Friday, December 14, 2007

You Are Cordially Not Invited....

I just received an email notice about three New Year's Eve parties hosted by various members for my church. One is for "children of the 80's," one is for young couples, and one is for Baby Boomers.

You might be able to read between the lines and say that "child of the 80's" means anybody who likes the 80's. But the others seem...segregationist.

I understand that it is good to be able to associate with people in your stage of life. I feel quite encouraged to be with single women of my age group. (I can't think of any at my church beside me, but the principle stays the same, I guess.) I just feel a little twingy when I see notes in the bulletin saying things like, "Hey, all the young couples/old couples/baby boomers/moms/wives/etc./etc. are getting together for awesome fun!"

Maybe it's because I don't feel like I have a niche (although I do). Maybe it's because I feel like nobody in these groups would want to talk to anybody who wasn't in the group (although I'm sure they would).

There is some part of me underneath all the feeling sorry for myself that knows we can all learn from each other, no matter our age or where we are in life, and that remembers feeling strangely cut off when I went to college and spent most of four years in groups of fellow students who were roughly my age.

But sometimes it's buried deeper underneath than I'd like.

My social schedule isn't affected by any of these parties this year, anyway. I'm pretty sure all Harvest single women between 25 and 30 are going to be spending the holiday week with my family.

4 comments:

Brittany said...

actually, Tim and I talked about this. We're having a super-secret party at T&L's howse to which old and young (but mostly young) and single and married alike are invited. But for now it's super-secret because if we were to publicise it, so many people would want to come to our super-awesome party that all of these other parties would have no attendees and T&L's house would be packed to the max. But we don't want that, so it's on the downlow. ANyway, if you find yourself available of course, you are invited.

Many former singles I've talked to will admit that the church is the lonliest place to be a single.

Thursday said...
This comment has been removed by the author.
Thursday said...

I don't mind parties with private invitations to select groups--it's the public select group parties that feel isolating. And I don't think that's just because I'm single--adjective, not noun...in English, anyway ;)--as Anton Chekhov said, "If you are afraid of loneliness, don't marry."

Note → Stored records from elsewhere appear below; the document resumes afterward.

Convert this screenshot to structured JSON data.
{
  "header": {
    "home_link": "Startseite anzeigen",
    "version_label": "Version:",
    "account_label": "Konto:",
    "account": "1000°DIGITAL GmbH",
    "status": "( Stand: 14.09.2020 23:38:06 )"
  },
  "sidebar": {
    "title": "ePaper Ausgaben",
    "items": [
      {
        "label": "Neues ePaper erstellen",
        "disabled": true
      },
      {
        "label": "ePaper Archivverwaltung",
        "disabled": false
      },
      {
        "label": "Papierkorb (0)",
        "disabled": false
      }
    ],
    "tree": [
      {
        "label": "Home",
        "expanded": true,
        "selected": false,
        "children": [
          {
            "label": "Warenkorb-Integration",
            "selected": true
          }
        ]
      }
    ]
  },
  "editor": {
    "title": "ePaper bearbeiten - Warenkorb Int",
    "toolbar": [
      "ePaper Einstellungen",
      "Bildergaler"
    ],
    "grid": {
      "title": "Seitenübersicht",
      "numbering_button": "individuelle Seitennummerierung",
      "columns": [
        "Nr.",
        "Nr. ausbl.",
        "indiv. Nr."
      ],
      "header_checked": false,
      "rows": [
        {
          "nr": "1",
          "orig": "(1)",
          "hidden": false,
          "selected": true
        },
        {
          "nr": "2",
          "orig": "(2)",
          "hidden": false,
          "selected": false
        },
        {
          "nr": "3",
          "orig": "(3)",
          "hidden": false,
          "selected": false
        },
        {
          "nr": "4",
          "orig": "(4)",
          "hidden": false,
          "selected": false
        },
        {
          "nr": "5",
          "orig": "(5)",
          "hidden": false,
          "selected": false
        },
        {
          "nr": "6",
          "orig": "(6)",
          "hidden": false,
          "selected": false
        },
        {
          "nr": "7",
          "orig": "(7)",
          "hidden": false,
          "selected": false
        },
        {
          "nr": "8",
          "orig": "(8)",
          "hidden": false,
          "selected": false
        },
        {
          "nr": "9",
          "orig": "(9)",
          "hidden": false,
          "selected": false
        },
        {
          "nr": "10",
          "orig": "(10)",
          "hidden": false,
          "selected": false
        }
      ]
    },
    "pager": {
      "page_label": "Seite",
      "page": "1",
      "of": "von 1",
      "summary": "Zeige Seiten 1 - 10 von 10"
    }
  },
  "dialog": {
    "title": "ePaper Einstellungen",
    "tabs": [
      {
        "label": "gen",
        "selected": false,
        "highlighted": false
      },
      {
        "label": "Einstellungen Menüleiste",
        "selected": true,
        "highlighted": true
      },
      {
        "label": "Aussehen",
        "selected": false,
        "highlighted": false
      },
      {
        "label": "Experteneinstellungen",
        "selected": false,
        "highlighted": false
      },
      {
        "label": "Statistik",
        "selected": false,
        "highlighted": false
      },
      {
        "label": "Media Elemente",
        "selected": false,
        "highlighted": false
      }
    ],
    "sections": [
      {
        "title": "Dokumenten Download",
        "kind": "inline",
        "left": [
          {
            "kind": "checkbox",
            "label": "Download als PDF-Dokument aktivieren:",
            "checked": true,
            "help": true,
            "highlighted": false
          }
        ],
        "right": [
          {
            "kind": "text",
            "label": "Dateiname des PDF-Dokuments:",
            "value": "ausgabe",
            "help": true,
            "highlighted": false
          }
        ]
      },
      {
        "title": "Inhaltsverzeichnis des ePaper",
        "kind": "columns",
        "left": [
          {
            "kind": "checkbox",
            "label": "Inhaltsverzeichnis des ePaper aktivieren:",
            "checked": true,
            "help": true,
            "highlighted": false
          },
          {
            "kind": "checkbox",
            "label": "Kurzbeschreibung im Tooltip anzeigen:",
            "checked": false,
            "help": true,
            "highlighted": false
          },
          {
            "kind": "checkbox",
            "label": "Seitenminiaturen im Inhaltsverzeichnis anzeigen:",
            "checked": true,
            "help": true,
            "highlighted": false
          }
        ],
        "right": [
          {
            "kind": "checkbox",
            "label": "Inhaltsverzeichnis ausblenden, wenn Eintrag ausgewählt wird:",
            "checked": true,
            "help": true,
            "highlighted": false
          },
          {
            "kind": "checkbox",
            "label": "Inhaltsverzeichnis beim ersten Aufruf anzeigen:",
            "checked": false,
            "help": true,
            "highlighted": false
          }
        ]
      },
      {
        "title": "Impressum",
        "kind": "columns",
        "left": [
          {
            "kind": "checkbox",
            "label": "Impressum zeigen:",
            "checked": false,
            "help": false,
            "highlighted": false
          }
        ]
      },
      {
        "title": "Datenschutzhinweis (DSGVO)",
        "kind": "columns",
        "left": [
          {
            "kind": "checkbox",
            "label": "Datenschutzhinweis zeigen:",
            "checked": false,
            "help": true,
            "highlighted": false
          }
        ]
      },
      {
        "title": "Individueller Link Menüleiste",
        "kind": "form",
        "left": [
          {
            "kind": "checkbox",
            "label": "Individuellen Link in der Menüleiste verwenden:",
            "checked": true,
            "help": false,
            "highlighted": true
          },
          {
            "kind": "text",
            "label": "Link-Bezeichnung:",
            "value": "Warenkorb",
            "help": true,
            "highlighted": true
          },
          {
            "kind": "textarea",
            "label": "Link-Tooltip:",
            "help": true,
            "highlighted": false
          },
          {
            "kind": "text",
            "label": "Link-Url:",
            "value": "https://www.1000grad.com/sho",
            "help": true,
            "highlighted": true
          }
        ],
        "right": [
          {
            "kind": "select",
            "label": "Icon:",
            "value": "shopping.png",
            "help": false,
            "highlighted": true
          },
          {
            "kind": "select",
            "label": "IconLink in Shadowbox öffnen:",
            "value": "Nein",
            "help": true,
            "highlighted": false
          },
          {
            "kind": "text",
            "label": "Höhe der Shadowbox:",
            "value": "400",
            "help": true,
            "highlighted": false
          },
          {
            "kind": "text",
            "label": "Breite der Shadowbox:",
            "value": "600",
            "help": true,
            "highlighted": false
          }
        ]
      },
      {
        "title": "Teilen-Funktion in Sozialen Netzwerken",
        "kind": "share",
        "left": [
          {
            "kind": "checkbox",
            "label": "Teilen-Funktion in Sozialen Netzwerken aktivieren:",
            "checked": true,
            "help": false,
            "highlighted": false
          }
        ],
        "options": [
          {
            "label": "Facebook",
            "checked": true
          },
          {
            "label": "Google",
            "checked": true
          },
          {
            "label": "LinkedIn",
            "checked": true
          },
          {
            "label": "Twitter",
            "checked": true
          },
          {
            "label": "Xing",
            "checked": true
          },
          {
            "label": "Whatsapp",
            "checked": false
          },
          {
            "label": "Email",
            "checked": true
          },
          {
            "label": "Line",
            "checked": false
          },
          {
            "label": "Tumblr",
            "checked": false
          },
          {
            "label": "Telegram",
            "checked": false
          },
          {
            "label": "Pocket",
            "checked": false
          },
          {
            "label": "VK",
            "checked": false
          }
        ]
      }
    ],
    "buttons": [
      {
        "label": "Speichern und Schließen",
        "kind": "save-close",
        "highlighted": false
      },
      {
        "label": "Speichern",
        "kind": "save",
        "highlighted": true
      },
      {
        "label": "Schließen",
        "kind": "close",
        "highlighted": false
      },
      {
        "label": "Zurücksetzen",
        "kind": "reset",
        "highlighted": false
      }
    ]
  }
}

Also, "former singles"? Again with the nouning of an adjective. (Do you see what I just did there? That was a joke.) Is this a subtle play on my referring to large numbers of Harvest people as "aspiring marrieds"?

brooke sellers said...

This is SO true, Suzanne! The church at which I am a member since leaving Harvest has the same problem, though perhaps to a slightly lesser extent. When I started going there, my other single, 20-something friend and I got up in front of the congregation during announcement time and expressed the fact that it seems like churches don't seem to know what to do with people who didn't get married immediately upon graduation from Calvin College. we then asked anyone in the congregation who was in a similar state to meet us for lunch at Bombay Cuisine after the service. 12 people showed up. And thus was birthed a couple years of great fun and fellowship. Guess sometimes we have to CREATE our own niche.
But still, I treasure my time with my household (small group) which is composed of all married couples and their children. I can learn from them in so many ways.